En effet, en 2020, seul l’État mauricien a été considéré comme une démocratie à part entière en Afrique. Sept pays (la Tunisie, le Cap-Vert, le Botswana, l’Afrique du Sud, la Namibie, le Ghana et le Lesotho) étaient classés comme des démocraties défaillantes. Les autres pays figuraient parmi les régimes hybrides ou les régimes autoritaires, ces derniers constituant la majorité des pays africains.

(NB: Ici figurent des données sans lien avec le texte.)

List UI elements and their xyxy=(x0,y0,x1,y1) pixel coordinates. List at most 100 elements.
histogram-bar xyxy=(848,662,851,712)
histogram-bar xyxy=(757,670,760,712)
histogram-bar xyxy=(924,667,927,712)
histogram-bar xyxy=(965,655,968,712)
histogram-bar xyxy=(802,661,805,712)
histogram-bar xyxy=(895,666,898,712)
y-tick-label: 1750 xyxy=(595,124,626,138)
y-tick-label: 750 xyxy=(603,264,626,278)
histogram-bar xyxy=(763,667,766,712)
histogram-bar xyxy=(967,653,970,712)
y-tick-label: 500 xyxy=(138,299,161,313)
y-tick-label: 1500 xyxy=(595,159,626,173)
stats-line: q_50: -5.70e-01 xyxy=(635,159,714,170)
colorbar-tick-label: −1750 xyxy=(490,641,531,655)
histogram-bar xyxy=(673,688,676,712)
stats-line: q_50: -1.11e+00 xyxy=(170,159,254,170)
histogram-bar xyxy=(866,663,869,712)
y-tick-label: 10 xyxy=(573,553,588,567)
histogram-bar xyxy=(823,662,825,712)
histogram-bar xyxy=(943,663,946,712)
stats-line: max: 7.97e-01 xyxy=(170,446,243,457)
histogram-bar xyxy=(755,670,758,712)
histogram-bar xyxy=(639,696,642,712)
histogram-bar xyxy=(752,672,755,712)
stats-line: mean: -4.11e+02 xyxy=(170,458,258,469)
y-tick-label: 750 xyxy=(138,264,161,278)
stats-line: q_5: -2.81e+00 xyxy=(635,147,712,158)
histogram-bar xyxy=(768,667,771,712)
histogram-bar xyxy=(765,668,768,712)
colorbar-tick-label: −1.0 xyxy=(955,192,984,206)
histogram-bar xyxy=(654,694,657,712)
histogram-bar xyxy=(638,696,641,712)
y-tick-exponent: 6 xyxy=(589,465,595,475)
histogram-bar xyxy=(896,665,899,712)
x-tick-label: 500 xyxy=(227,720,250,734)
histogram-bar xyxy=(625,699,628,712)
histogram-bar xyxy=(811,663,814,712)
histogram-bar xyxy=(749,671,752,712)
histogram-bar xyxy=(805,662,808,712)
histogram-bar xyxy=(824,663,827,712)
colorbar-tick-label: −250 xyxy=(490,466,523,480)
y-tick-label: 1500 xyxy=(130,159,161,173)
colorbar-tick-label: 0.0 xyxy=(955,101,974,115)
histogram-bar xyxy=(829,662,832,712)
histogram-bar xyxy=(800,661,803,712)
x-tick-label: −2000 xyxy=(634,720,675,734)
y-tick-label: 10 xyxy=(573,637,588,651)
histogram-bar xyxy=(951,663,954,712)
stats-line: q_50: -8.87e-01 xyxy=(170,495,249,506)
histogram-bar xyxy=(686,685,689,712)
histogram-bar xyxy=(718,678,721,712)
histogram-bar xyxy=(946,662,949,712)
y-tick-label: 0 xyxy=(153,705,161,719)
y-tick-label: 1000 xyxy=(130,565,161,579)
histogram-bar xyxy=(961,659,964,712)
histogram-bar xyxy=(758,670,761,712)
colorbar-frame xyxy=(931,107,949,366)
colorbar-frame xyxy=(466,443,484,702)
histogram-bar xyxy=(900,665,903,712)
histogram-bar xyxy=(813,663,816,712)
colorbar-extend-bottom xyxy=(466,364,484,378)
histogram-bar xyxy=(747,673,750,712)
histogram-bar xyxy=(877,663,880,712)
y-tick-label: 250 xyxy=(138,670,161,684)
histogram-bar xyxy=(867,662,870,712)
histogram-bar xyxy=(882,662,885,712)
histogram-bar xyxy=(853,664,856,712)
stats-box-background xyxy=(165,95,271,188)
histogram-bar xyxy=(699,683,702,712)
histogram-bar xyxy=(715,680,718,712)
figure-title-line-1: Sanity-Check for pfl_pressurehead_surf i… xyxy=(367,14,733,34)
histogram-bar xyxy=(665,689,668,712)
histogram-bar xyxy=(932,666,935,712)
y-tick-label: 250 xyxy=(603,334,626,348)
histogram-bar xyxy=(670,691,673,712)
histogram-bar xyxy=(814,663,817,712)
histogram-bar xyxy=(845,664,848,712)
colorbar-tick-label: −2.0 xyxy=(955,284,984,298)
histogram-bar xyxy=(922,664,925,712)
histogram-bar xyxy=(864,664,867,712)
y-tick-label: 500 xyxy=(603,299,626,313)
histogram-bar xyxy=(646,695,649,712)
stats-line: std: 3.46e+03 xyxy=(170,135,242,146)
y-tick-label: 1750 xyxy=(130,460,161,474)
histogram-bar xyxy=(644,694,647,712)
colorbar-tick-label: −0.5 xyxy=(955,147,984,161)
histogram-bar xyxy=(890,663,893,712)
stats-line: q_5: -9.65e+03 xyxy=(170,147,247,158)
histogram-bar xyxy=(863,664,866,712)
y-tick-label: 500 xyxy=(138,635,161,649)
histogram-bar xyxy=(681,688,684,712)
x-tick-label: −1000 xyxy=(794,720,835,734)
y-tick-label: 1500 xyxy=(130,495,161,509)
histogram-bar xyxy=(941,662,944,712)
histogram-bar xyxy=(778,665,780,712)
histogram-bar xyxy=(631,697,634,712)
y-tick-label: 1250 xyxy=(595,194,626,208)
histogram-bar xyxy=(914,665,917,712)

Les États qui ont les niveaux de démocratie sont les plus faibles sont également au bas de l’échelle des indices de gouvernance et de développement

Ces dix dernières années, le déclin de la démocratie en Afrique s’est également manifesté par des prises de pouvoir militaires récurrentes. Depuis 2010, il y a eu 43 coups d’État en Afrique, réussis ou avortés. La seule année 2021 a connu quatre coups d’État réussis (Mali, Tunisie, Guinée et Soudan) et deux tentatives (République centrafricaine et Soudan). À peine deux mois après le début de l’année 2022, deux pays ont été l’objet d’un coup d’État réussi et d’une tentative (Burkina Faso et Guinée-Bissau).

Ces coups d’État sont généralement expliqués par la mauvaise gestion de l’économie, la corruption et le faible niveau de développement des pays touchés, phénomènes aggravés par l’impact économique de la pandémie de COVID-19.

Le retournement démocratique a mis en évidence la fragilité des démocraties africaines et la menace d’instabilité politique. Il s’agit également de savoir si la démocratie apporte les dividendes attendus en matière de développement. Cette relation entre démocratie et développement est une pomme de discorde entre les chercheurs. Certains soutiennent que les régimes démocratiques nuisent au développement, d’autres qu’ils le favorisent. Des arguments ont été avancés selon lesquels le développement économique faciliterait la démocratie, tandis que certaines écoles de pensée affirment qu’elle n’a pas d’impact significatif sur la croissance.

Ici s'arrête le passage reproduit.